Several areas of good practice were highlighted in the UK’s presentation including ONR’s industry-wide themed inspections, the UK’s pro-innovation approach to regulating artificial intelligence and the establishment of both the Nuclear Skills Executive Council and Nuclear Skills Taskforce to address future skills and capability needs across the sector.

The use of robotics at Dounreay, ONR’s openness and transparency policy, deployment of divers in the Pile Fuel Storage Pond, the new UK-wide policy framework for managing radioactive substances and nuclear decommissioning, and ONR’s delicensing of the Imperial College Reactor Centre were also noted as UK areas of good performance.

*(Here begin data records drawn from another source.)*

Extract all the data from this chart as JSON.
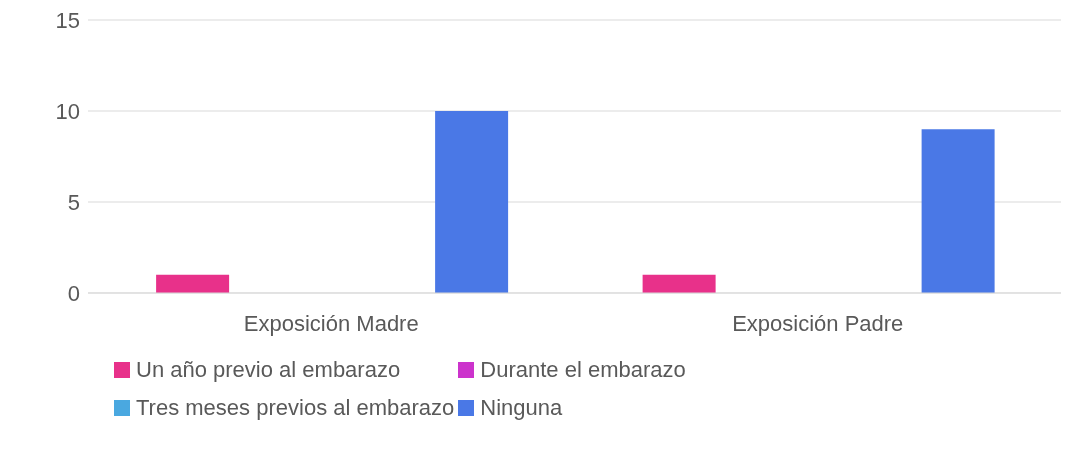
{
  "chart_data": {
    "type": "bar",
    "categories": [
      "Exposición Madre",
      "Exposición Padre"
    ],
    "series": [
      {
        "name": "Un año previo al embarazo",
        "color": "#e8318a",
        "values": [
          1,
          1
        ]
      },
      {
        "name": "Durante el embarazo",
        "color": "#cc33cc",
        "values": [
          0,
          0
        ]
      },
      {
        "name": "Tres meses previos al embarazo",
        "color": "#4aa8e0",
        "values": [
          0,
          0
        ]
      },
      {
        "name": "Ninguna",
        "color": "#4a78e6",
        "values": [
          10,
          9
        ]
      }
    ],
    "ylim": [
      0,
      15
    ],
    "yticks": [
      0,
      5,
      10,
      15
    ],
    "grid": "y",
    "legend": "bottom"
  }
}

The Joint Convention has been hosted by the IAEA since 2001 and seeks to achieve and maintain a high level of worldwide safety in spent fuel and radioactive waste management.

At each review meeting, national reports are delivered setting out compliance with the obligations of the Joint Convention, before discussion and debate as part of a peer review process.

An overall summary report will be published by the IAEA at the end of the convention.